Good news, Mr. Drum. In the United States, cabinet officers do have a “certain amount of space to have policy discussions” and do not have to fear “every word they say becoming public.” Records of cabinet meetings with President Obama are not pasted all over the internet, jeopardizing honesty and forthrightness in government.
In addition to this unfounded fear, Drum also makes no reference to the privacy exemptions and so-called “deliberative process privilege,” which allows officials to shield certain records from FOIA.
Yglesias has merely generated the latest round of debate that allows members of the public to separate journalists, who favor strong investigative journalism, from journalists against transparency, who are quick to advocate for limits on what we know about the government.
Three years ago, National Security Agency whistleblower Edward Snowden helped us identify several jatters. The New York Times’ Thomas Friedman declared, “I believe Snowden is someone who needed a whistleblower. He needed someone to challenge him with the argument that we don’t live in a world any longer where our government can protect its citizens from real, not imagined, threats without using big data — where we still have an edge — under constant judicial review.”

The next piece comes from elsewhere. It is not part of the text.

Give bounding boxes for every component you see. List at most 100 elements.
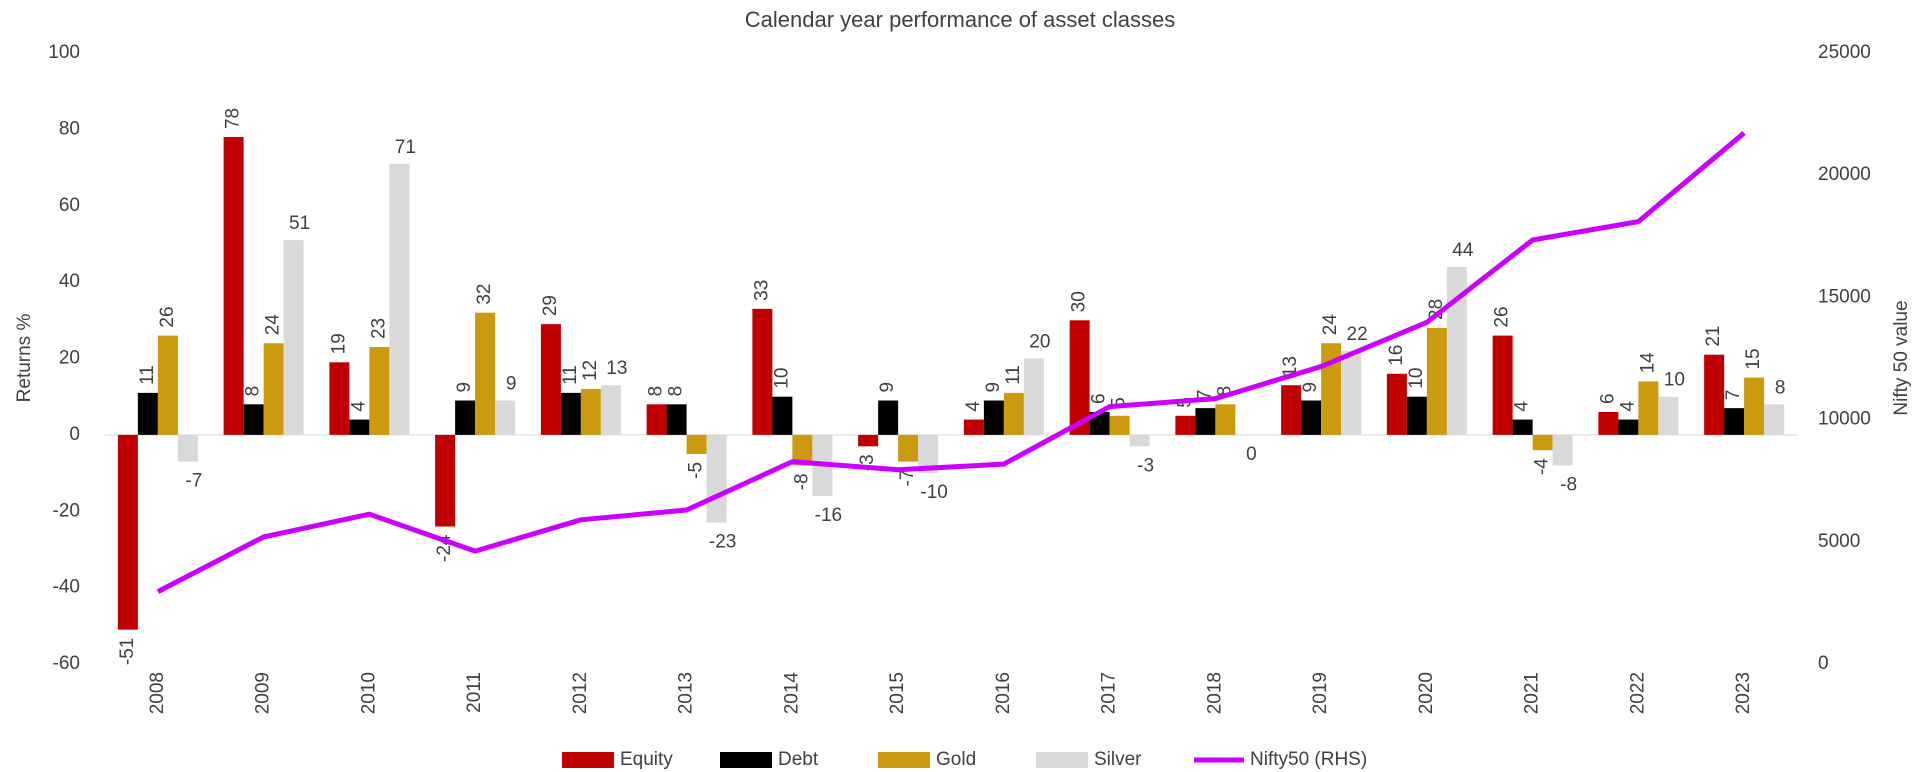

“It’s not ideal. But if one more 9/11-scale attack gets through, the cost to civil liberties will be so much greater.”
Stuart Taylor Jr., a contributing editor at Newsweek and columnist for the National Journal, suggested the media was “too loose in publishing anything they can get their hands on.” Although noting some exceptions, Taylor argued the trend was, “if we can get our hands on it, some secret program, we publish it. And I think there has not been enough attention to which of these leaks do real damage to national security and which do not.”
The rise of WikiLeaks has inspired several journalists, including entire editorial boards, to proclaim that publishing government documents is not journalism.

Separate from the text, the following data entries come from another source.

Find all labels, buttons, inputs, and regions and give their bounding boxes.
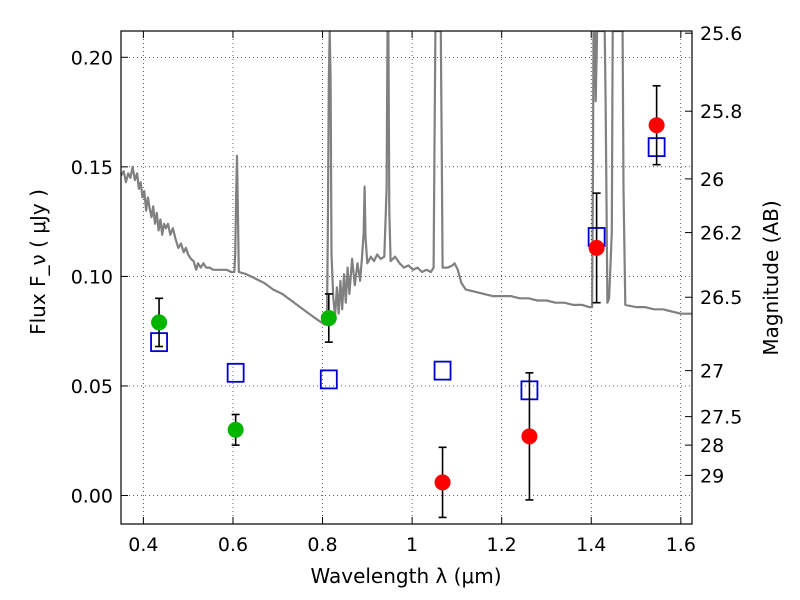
model-flux-square [433,360,452,381]
y-tick-label: 0.20 [71,47,113,69]
line-layer [121,31,692,326]
mag-tick-label: 25.6 [700,23,742,45]
model-flux-square [319,369,338,390]
mag-tick-label: 28 [700,435,724,457]
observed-flux-point [588,239,605,256]
x-tick-label: 1.6 [666,534,696,556]
x-tick-label: 0.4 [128,534,158,556]
x-tick-label: 1.4 [576,534,606,556]
x-tick-label: 0.8 [307,534,337,556]
x-tick-label: 1.2 [487,534,517,556]
mag-tick-label: 27.5 [700,407,742,429]
mag-tick-label: 29 [700,465,724,487]
mag-tick-label: 26.5 [700,287,742,309]
model-flux-square [226,362,245,383]
mag-tick-label: 27 [700,361,724,383]
model-spectrum-line [121,31,692,326]
x-axis-label: Wavelength λ (μm) [310,564,501,588]
mag-tick-label: 26.2 [700,223,742,245]
observed-flux-point [151,314,168,331]
observed-flux-point [320,310,337,327]
x-tick-label: 1 [406,534,418,556]
right-axis-label: Magnitude (AB) [759,200,783,355]
observed-flux-point [521,428,538,445]
y-tick-label: 0.00 [71,486,113,508]
observed-flux-point [648,117,665,134]
y-tick-label: 0.10 [71,266,113,288]
y-tick-label: 0.05 [71,376,113,398]
observed-flux-point [434,474,451,491]
observed-flux-point [227,421,244,438]
tick-layer: 0.4 0.6 0.8 1 1.2 1.4 1.6 0.00 0.05 0.10 0.15 0.20 2… [71,23,743,556]
y-tick-label: 0.15 [71,157,113,179]
mag-tick-label: 26 [700,169,724,191]
plot-frame [120,30,693,525]
mag-tick-label: 25.8 [700,101,742,123]
point-layer [150,84,666,519]
x-tick-label: 0.6 [218,534,248,556]
y-axis-label: Flux F_ν ( μJy ) [26,189,50,335]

A 2013 Indiana University survey by David Weaver and Lars Willnat showed, “The percentage of U.S. journalists endorsing the occasional use of ‘confidential business or government documents without authorization’ dropped significantly from 81.8 percent in 1992 to 57.7 percent in 2013.” That represents a stark development, like journalists are increasingly unwilling to make decisions about documents being in the public interest without permission from government officials.
This culture against transparency, whether because journalists ideologically identify with security agencies or certain politicians, remains entrenched among U.S. media and periodically bubbles to the surface. And, to use a phrase from Aldous Huxley, their “excruciating orgasms of self-assertion” betray a great tradition of muckraking and contribute to the decline of journalism.